Malaysia Has No Gay People, Country's Tourism Minister Claims While Trying to Attract More Visitors

Malaysia LGBT gay rights tourism
Malaysia's Minister for Tourism Mohamaddin Ketapi attends a welcome ceremony during the International Tourism Trade Fair in Berlin, on March 6. Mohamaddin sparked outrage while in Germany for an international travel fair after claiming there were no gay people in his country. TOBIAS SCHWARZ/AFP/Getty Images

Malaysia's tourism minister sparked outrage while in Germany for an international travel fair after claiming there were no gay people in his country.

Mohamaddin Ketapi was in Berlin for the ITB Berlin travel fair when he made the audacious claim. He was responding to a question from a reporter who asked whether his country would be welcoming to gay tourists, according to Deutsche Welle.

"I don't think we have anything like that in our country," he said. The broadcaster reported that Mohamaddin had already tried to avoid a question asking whether his country was a safe place for gay people and Jewish people to travel.

Mohamaddin made the gaffe after speaking for several minutes about why Malaysia is an attractive destination for tourists. He described the country's natural beauty and welcoming culture. The government has set a target to host 30 million foreign visitors in 2019, Deutsche Welle explained.

According to The Straits Times, an anonymous government aide quickly attempted to smooth over the comments, suggesting: "Tourists coming to Malaysia like any other country are welcome regardless of their creed, sexuality, religion or color." The official also suggested Mohamaddin's comments were only his personal opinion.

But comments made by members of the ruling Pakatan Harapan alliance government have raised concerns that Malaysia—where just over 60 percent of people identify as Muslim—may not offer a safe destination for homosexual or Jewish travelers.

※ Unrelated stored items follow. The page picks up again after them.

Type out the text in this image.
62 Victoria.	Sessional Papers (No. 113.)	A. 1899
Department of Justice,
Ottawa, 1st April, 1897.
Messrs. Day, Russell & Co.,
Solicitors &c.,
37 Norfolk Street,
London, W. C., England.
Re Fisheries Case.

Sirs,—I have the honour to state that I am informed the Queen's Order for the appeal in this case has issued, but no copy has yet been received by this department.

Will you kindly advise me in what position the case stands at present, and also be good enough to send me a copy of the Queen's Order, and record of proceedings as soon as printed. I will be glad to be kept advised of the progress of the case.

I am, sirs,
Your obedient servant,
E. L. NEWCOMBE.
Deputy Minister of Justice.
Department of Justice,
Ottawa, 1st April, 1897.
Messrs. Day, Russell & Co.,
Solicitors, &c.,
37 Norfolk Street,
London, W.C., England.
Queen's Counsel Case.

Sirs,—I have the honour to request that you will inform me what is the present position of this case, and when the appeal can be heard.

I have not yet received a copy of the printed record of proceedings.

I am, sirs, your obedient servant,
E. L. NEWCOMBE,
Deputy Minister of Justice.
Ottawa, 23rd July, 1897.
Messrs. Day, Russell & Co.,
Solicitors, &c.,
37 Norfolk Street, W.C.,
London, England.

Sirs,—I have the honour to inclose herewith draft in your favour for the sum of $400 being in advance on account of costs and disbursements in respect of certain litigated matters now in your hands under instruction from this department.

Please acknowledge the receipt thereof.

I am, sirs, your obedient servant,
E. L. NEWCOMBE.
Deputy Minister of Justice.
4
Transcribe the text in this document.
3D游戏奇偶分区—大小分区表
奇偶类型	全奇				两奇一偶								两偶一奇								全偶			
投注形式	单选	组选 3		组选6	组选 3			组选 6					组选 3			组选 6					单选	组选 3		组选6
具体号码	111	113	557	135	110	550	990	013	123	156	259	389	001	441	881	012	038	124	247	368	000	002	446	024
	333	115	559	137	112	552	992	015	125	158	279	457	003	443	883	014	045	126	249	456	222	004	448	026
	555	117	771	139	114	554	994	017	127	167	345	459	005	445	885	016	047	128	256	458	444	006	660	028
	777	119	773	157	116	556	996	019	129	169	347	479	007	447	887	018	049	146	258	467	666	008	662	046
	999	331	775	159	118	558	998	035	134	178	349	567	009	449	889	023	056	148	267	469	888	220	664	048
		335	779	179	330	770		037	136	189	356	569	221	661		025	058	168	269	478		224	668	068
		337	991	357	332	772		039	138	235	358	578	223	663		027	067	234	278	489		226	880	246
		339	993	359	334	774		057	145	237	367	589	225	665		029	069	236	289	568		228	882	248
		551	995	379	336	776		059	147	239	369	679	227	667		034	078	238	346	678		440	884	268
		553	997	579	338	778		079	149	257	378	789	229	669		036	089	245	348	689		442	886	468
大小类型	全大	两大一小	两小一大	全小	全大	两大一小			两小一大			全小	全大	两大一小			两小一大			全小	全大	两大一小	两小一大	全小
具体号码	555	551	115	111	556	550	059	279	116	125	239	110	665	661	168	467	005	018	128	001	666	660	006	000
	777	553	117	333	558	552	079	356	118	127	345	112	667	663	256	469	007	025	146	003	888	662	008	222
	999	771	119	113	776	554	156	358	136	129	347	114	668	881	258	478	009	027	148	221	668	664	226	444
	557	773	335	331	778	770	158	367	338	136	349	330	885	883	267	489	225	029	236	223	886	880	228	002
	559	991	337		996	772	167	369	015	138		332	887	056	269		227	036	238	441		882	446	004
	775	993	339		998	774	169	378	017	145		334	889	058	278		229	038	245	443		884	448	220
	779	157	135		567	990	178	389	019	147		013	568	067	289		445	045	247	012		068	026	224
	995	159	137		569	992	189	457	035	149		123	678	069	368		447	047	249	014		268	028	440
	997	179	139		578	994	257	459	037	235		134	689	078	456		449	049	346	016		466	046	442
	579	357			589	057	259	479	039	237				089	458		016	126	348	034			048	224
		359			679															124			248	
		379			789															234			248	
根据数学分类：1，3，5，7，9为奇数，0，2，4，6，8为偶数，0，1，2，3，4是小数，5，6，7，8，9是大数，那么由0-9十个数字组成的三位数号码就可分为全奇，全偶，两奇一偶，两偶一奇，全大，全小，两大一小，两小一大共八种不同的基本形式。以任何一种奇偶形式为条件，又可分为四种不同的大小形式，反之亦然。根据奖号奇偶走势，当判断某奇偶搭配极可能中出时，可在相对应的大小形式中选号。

Prime Minister Mahathir Mohamad, for example, last year rejected suggestions that Malaysia could accept same-sex marriage. "In Malaysia, there are some things we cannot accept, even though it is seen as human rights in Western countries," he said. "We cannot accept LGBT, marriage between men and men, women and women." Mahathir added: "Don't force it on us."

And in August last year, Islamic Affairs Minister Mujahid Yusof Rawa drew international criticism when he demanded that pictures of LGBT activists be removed from a public photography exhibition. "I have consistently repeated in parliament that we do not support the promotion of LGBT culture in Malaysia," he told reporters, according to Reuters.

Despite Mohamaddin's belief, the country's Department of Islamic Development Malaysia has previously estimated that there are around 310,000 LGBT people living in the country. It later stressed that this was an estimate and had not been verified by the health ministry, The Straits Times noted.

The government's conduct has also prompted suggestions it may be anti-Semitic. Earlier this year, the government said it would not allow Israelis to take part in sporting or other events in the country. It cited the "continuous Israeli oppression of the Palestinian people" as its justification.

The deputy president of the opposition Malaysian Chinese Association party, Mah Hang Soon, told The Star newspaper that Mohamaddin's performance had embarrassed the entire country.

"All he needed to say was that Malaysia is a safe country and every tourist is safe here," Mah said. "Malaysia does not ask or care about the sexual orientation of tourists. He just needed to say every tourist must respect the laws and cultural sensitivities of their host countries and it ends there," he added.